Kementerian Dalam Negeri Suriah menyatakan hasil penyelidikan awal menunjukkan ledakan berasal dari alat peledak rakitan seberat sekitar satu kilogram yang berisi serpihan logam. Ledakan tersebut menyebabkan kerusakan parah pada bangunan kafe serta menimbulkan korban jiwa dan luka-luka. Aparat keamanan langsung menutup lokasi kejadian untuk melakukan olah tempat kejadian perkara dan mengumpulkan barang bukti.
Hingga kini belum ada kelompok yang mengaku bertanggung jawab atas serangan tersebut. Namun, otoritas Suriah menduga aksi itu berkaitan dengan upaya kelompok ekstremis untuk mengganggu stabilitas keamanan di negara tersebut. Pemerintah masih menyelidiki motif pelaku dengan memeriksa rekaman kamera pengawas serta meminta keterangan sejumlah saksi di lokasi kejadian.
Serangan ini menjadi salah satu insiden paling mematikan di Damaskus dalam beberapa bulan terakhir.
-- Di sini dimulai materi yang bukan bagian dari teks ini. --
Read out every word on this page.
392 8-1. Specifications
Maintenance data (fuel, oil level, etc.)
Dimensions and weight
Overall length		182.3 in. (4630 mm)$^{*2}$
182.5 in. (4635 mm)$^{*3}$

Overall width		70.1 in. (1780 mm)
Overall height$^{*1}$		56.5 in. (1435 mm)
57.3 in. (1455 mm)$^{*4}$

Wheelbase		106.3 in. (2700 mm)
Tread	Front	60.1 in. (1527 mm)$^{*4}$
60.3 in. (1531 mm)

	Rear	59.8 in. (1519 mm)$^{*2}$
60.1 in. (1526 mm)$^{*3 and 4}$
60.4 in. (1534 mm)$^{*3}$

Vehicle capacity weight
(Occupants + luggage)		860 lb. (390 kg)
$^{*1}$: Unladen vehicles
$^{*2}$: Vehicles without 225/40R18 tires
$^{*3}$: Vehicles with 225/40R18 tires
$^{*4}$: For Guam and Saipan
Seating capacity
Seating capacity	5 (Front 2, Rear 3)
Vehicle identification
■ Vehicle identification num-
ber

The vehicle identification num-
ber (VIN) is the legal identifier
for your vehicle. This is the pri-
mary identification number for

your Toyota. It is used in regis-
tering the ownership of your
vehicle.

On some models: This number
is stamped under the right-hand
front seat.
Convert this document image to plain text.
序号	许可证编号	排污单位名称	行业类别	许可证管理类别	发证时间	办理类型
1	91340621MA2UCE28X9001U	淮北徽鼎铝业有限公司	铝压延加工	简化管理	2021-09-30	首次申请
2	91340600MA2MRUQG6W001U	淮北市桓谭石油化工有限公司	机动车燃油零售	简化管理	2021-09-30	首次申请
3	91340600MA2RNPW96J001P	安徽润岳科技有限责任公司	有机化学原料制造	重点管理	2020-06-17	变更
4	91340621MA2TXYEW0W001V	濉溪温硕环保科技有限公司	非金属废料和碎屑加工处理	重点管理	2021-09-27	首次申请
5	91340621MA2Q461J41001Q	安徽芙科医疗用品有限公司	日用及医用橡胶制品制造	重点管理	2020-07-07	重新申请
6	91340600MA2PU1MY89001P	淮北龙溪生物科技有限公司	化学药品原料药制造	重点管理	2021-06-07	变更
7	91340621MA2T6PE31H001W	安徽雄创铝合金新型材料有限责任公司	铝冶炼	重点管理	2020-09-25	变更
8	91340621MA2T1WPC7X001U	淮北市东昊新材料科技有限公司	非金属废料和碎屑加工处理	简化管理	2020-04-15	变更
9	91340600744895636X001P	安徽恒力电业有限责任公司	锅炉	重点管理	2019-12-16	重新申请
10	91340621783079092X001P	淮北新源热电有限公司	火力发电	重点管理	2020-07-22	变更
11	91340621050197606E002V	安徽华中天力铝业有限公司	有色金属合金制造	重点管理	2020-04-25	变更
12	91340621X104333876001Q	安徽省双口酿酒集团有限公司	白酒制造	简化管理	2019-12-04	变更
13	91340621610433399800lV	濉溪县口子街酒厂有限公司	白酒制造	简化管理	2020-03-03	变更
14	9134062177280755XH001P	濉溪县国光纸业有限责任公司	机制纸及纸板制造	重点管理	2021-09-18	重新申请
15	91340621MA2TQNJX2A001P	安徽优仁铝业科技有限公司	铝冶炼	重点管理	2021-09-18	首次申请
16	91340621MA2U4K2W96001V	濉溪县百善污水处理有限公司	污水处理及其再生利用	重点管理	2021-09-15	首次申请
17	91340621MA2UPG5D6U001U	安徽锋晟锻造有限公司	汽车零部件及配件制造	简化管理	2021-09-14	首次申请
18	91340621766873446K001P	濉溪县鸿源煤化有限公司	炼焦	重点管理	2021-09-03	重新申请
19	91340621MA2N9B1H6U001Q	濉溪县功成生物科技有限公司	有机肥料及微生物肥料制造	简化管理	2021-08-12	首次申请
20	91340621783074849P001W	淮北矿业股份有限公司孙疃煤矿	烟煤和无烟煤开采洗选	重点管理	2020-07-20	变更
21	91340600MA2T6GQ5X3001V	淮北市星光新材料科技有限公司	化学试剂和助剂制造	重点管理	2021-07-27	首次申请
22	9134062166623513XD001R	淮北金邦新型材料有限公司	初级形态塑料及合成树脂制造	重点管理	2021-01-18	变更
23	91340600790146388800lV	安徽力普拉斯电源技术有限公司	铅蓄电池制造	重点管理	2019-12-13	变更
Pemerintah Suriah di bawah Presiden Ahmed al-Sharaa terus menghadapi tantangan keamanan meski perang saudara yang berlangsung lebih dari satu dekade telah berakhir setelah tergulingnya rezim Bashar al-Assad pada akhir 2024. Ancaman dari sel-sel kelompok bersenjata dan jaringan ekstremis masih menjadi perhatian utama aparat keamanan.
Tim medis dan petugas penyelamat segera mengevakuasi korban ke sejumlah rumah sakit di Damaskus. Otoritas setempat memastikan investigasi akan terus dilakukan untuk mengungkap pelaku dan jaringan yang berada di balik serangan tersebut. Pemerintah juga meningkatkan pengamanan di sejumlah titik strategis guna mencegah terulangnya aksi serupa di ibu kota Suriah.